Don't have an exact recipe for you, Charlie, but you can roast the bones along with some aromatic veggies and then combine with water in a stockpot to make beef stock. Should make a great base for a variety of soups, including one that has the meat you trimmed off the bones before roasting.
Charlie, this makes me think of one of my very favorite "comfort" foods, which is Vegetable Soup made from homemade beef stock -- nothing else like it in the world, IMO.
Roast the bones, as mudbug suggested, with or without vegetables (I omit).
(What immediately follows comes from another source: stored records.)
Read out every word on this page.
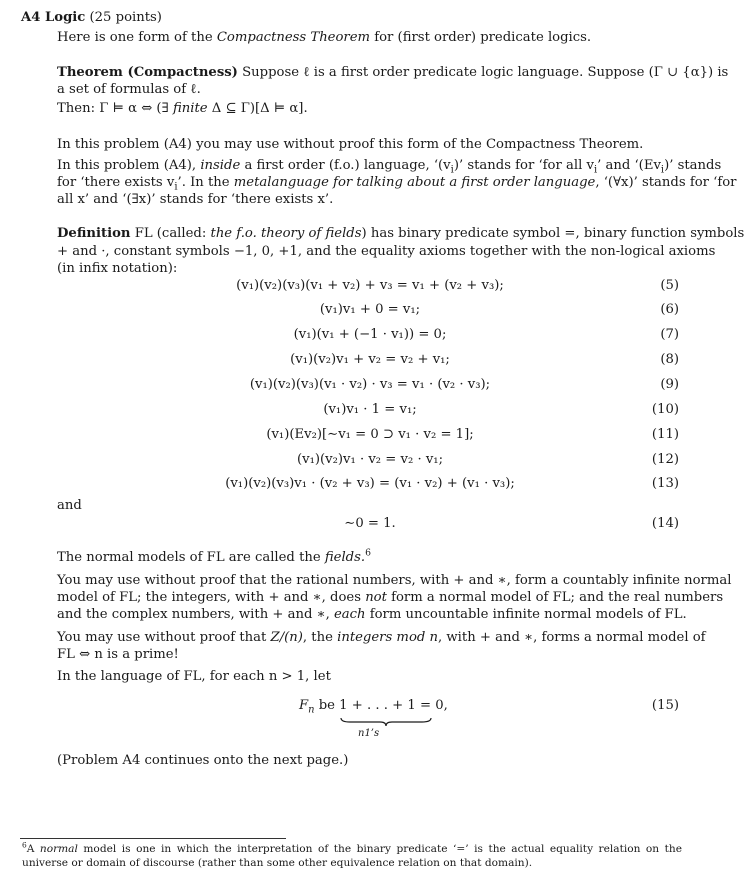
A4 Logic (25 points)
Here is one form of the Compactness Theorem for (first order) predicate logics.
Theorem (Compactness) Suppose ℓ is a first order predicate logic language. Suppose (Γ ∪ {α}) is
a set of formulas of ℓ.
Then: Γ ⊨ α ⇔ (∃ finite Δ ⊆ Γ)[Δ ⊨ α].
In this problem (A4) you may use without proof this form of the Compactness Theorem.
In this problem (A4), inside a first order (f.o.) language, ‘$(v_i)$’ stands for ‘for all $v_i$’ and ‘$(Ev_i)$’ stands
for ‘there exists $v_i$’. In the metalanguage for talking about a first order language, ‘(∀x)’ stands for ‘for
all x’ and ‘(∃x)’ stands for ‘there exists x’.
Definition FL (called: the f.o. theory of fields) has binary predicate symbol =, binary function symbols
+ and ·, constant symbols −1, 0, +1, and the equality axioms together with the non-logical axioms
(in infix notation):
(v₁)(v₂)(v₃)(v₁ + v₂) + v₃ = v₁ + (v₂ + v₃);	(5)
(v₁)v₁ + 0 = v₁;	(6)
(v₁)(v₁ + (−1 · v₁)) = 0;	(7)
(v₁)(v₂)v₁ + v₂ = v₂ + v₁;	(8)
(v₁)(v₂)(v₃)(v₁ · v₂) · v₃ = v₁ · (v₂ · v₃);	(9)
(v₁)v₁ · 1 = v₁;	(10)
(v₁)(Ev₂)[∼v₁ = 0 ⊃ v₁ · v₂ = 1];	(11)
(v₁)(v₂)v₁ · v₂ = v₂ · v₁;	(12)
(v₁)(v₂)(v₃)v₁ · (v₂ + v₃) = (v₁ · v₂) + (v₁ · v₃);	(13)
and
∼0 = 1.	(14)
The normal models of FL are called the fields.$^6$
You may use without proof that the rational numbers, with + and ∗, form a countably infinite normal
model of FL; the integers, with + and ∗, does not form a normal model of FL; and the real numbers
and the complex numbers, with + and ∗, each form uncountable infinite normal models of FL.
You may use without proof that Z/(n), the integers mod n, with + and ∗, forms a normal model of
FL ⇔ n is a prime!
In the language of FL, for each n > 1, let
$F_n$ be 1 + . . . + 1 = 0,
n1’s
(15)
(Problem A4 continues onto the next page.)
$^6$A normal model is one in which the interpretation of the binary predicate ‘=’ is the actual equality relation on the universe or domain of discourse (rather than some other equivalence relation on that domain).
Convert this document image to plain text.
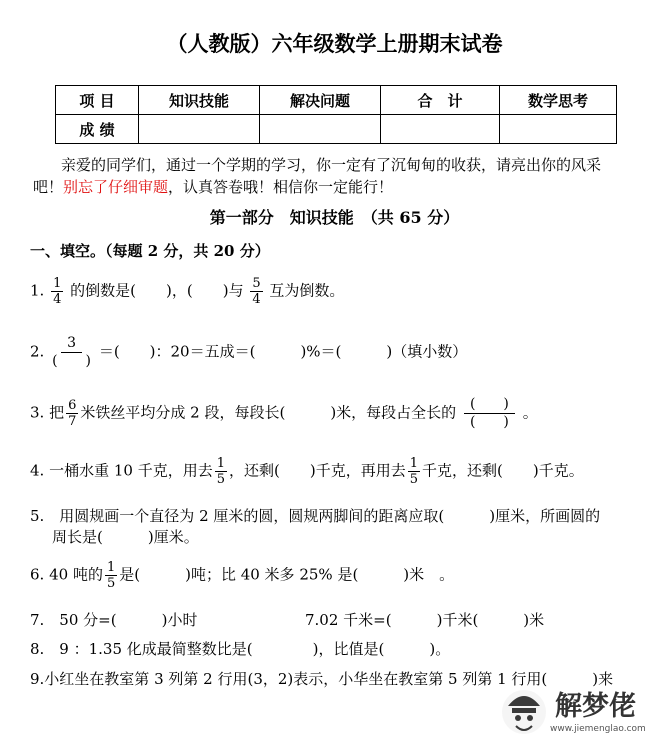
（人教版）六年级数学上册期末试卷
项 目	知识技能	解决问题	合　计	数学思考
成 绩				
亲爱的同学们，通过一个学期的学习，你一定有了沉甸甸的收获，请亮出你的风采
吧！别忘了仔细审题，认真答卷哦！相信你一定能行！
第一部分　知识技能　（共 65 分）
一、填空。（每题 2 分，共 20 分）
1. $\frac{1}{4}$ 的倒数是(　　)，(　　)与 $\frac{5}{4}$ 互为倒数。
2.	3
(　　)
＝(　　)：20＝五成＝(　　　)%＝(　　　)（填小数）
3. 把 $\frac{6}{7}$ 米铁丝平均分成 2 段，每段长(　　　)米，每段占全长的 (　　)
(　　)
。
4. 一桶水重 10 千克，用去 $\frac{1}{5}$ ，还剩(　　)千克，再用去 $\frac{1}{5}$ 千克，还剩(　　)千克。
5.　用圆规画一个直径为 2 厘米的圆，圆规两脚间的距离应取(　　　)厘米，所画圆的
周长是(　　　)厘米。
6. 40 吨的 $\frac{1}{5}$ 是(　　　)吨；比 40 米多 25% 是(　　　)米　。
7.　50 分=(　　　)小时	7.02 千米=(　　　)千米(　　　)米
8.　9 ：1.35 化成最简整数比是(　　　　)，比值是(　　　)。
9.小红坐在教室第 3 列第 2 行用(3，2)表示，小华坐在教室第 5 列第 1 行用(　　　)来
解梦佬
www.jiemenglao.com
Then dump the bones into a large stockpot, add enough water to cover, then add that same amount again. Then slowly simmer all day long, even overnight if you wish. Voila! Beef stock! And with a flavor that cannot be compared.
The stock can be used in almost limitless fashion...in anything that calls for beef bullion or stock. As I said, my favorite soup utilizes beef stock, plus any vegetable I have on hand: beans, corn, peas, broccoli, asparagus, onions -- nothing is sacrosanct! Season with salt and pepper to taste, make a big pan of corn bread....and stand aside so that I don't knock you over getting to the stuff!
Seeing the topic of leftovers reminds me of my grandfather's homemade soup. Every day for lunch he would make and serve "Qui n Sabi" soup. It means "Who knows?" because his soups were full of leftovers and he added some seasonings. He made roasts frequently - at least once a week. His soups always featured homemade stock. Always homemade and full of leftovers and always delicious!!
As for me and how I use leftovers... Yes, sometimes I put something into a pot for soup to which I sometimes add beans (either canned or soaked and cooked) but I use stock from a can ninety percent of the time. Fried rice is often a possibility for using leftovers.